L'ispirazione cristiana in politica e il liberalismo democratico potrebbero incontrarsi nel metodo della laicità inteso come pratica di dialogo e collaborazione tra visioni plurali che convivono nella società

Piazza_San_Pietro

 

Chi viene dal Pci sa bene (almeno si spera) quali siano l’ideologia e i miti di cui liberarsi: l’idea storicista della “riforma intellettuale e morale” di gramsciana memoria per portare a compimento una “forma superiore e totale di civiltà moderna”, il primato di tale idea rispetto all’obiettivo delle “riforme economiche e sociali”, l’”unità della sinistra” a prescindere dall’impianto programmatico dei soggetti in campo. Ma anche chi è cresciuto e vissuto nella Dc dovrebbe conoscere bene l’ideologia e i miti della propria cultura di provenienza. In Religione cattolica e stato nazionale. Dal Risorgimento alla seconda guerra mondiale, Francesco Traniello definisce la vicenda del movimento cattolico italiano  come una originale esperienza di “statuto politico della religione”. Con un’ideologia ben precisa fatta di miti di cui occorrerebbe discutere. Solo affrontandoli di petto sarà possibile quella necessaria azione di smascheramento e demistificazione di armamentari culturali del tutto inservibili o dannosi nella contemporaneità. E per entrambe le culture, comunista e cattolica, questo percorso critico dovrebbe costituire un impegno di tutti. Tra gli attuali dirigenti del Pd che finora hanno dedicato impegno e passione su tali temi, vorrei ricordare Enrico Morando, Giorgio Tonini, Stefano Ceccanti e Salvatore Vassallo.

Il progetto storico maritainiano

L’ideologia democristiana era fondata sul concetto che i cattolici in politica dovessero realizzare un “progetto storico” volto  a edificare una “nuova cristianità” sulle ceneri  della “vecchia civiltà occidentale cristiana”.  Tale idea è stata elaborata da Jacques Maritain. Il quale ha distinto un piano spirituale e un piano temporale di tale progetto e ha posto il primato del primo sul secondo. Secondo Maritain, nell’impegno temporale e nell’impegno politico va sempre salvato il primato dello spirituale, cioè della formazione interiore, intellettuale e morale.  L’autenticità della conversione spirituale è – secondo questo principio –  presupposto d’ogni presenza e d’ogni servizio cristiano al mondo.

Secondo lo storico Pietro Scoppola, il “progetto” maritainiano “ha svolto per i cattolici il ruolo che per altre aree culturali hanno svolto le ideologie”. Anche in esso, sebbene in misura diversa, sono presenti “l’idea e la pretesa che la storia degli uomini si possa prevedere e dominare nei suoi sviluppi  complessivi in un disegno di lungo periodo, che sia consentito all’uomo non solo dare una ‘risposta’ agli eventi, ma un più profondo ‘dominio’  degli eventi, legato alla possibilità di attingere ad un motivo unificante della storia nel suo svolgimento”.

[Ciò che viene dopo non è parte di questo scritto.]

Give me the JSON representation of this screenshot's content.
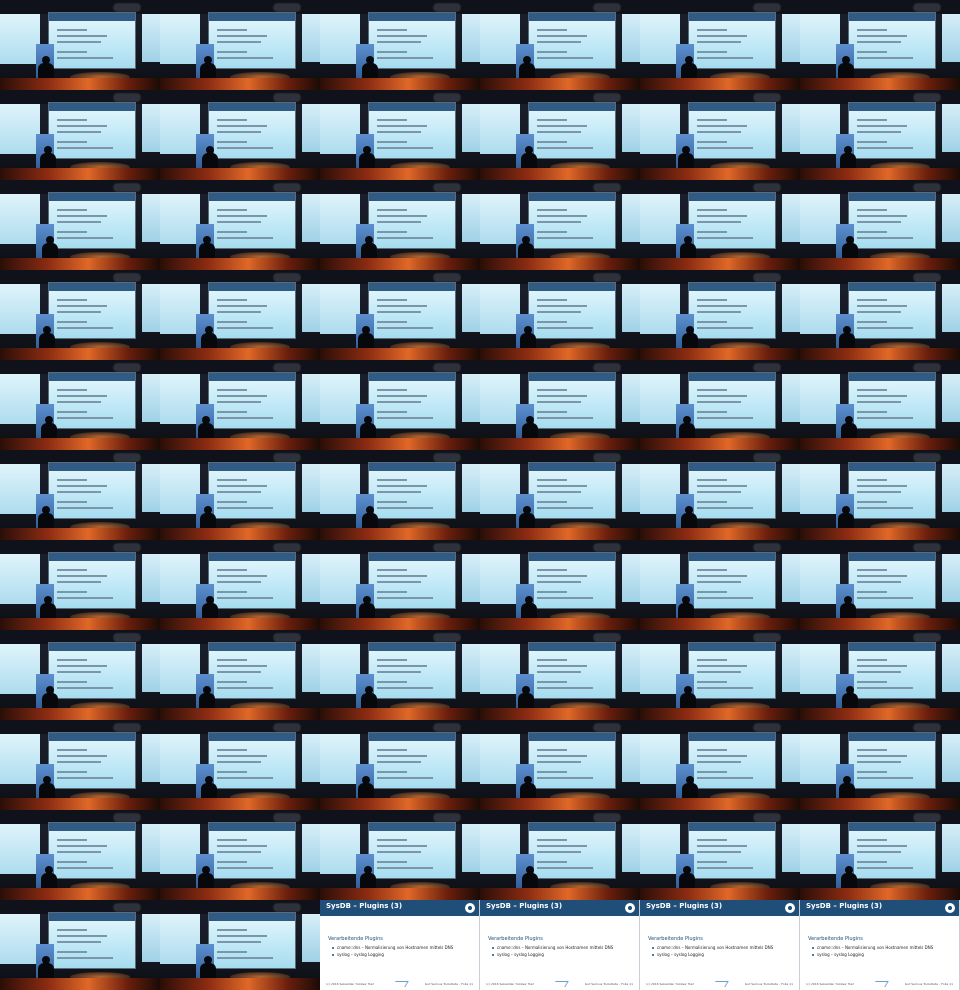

Le riserve sul liberalismo e la democrazia

Soprattutto negli anni tra le due guerre, Maritain ha espresso forti riserve circa il ruolo che le democrazie liberali avevano svolto fino ad allora. Egli ha sostenuto: “C’è un errore liberale che fa consistere la libertà dell’uomo nell’indipendenza della sua volontà da ogni regola esterna […] che fa altresì consistere la giustizia delle relazioni tra gli uomini, non nella conformità alla legge divina, ma nel solo consenso fra le persone; o che fa infine consistere la libertà del pensiero nella sua indipendenza da ciò che è, e nel rifiuto di ogni magistero”. Un altro punto di critica è, invece, in fondo una polemica con l’essenza dello spirito democratico: “Pensare che il potere civile abbia la sua fonte principale non in Dio autore della vita, ma nella moltitudine”.

Una correzione rimasta in ombra

Solo tra il 1940 e il 1945, durante l’esilio negli Stati Uniti d’America, Maritain si è liberato delle riserve che egli aveva nutrito fino a quel momento nei confronti della democrazia e del liberalismo. Questa la sua testimonianza in Riflessioni sull’America (1958): “Effettivamente, proprio in America ho fatto autentica esperienza di quella che, tanto per intenderci, non è già un insieme di slogan astratti o un nobile ideale, ma una vera e propria maniera di vita umana, operante, perpetuamente sperimentata e perpetuamente ritoccata e corretta. Qui ho incontrato la democrazia come realtà vivente”.  Questo suo nuovo atteggiamento lo ha portato a rivedere molte sue idee precedenti. Ma le sue opere principali, tra cui Umanesimo integrale (1936), si  erano già, nel frattempo, molto diffuse.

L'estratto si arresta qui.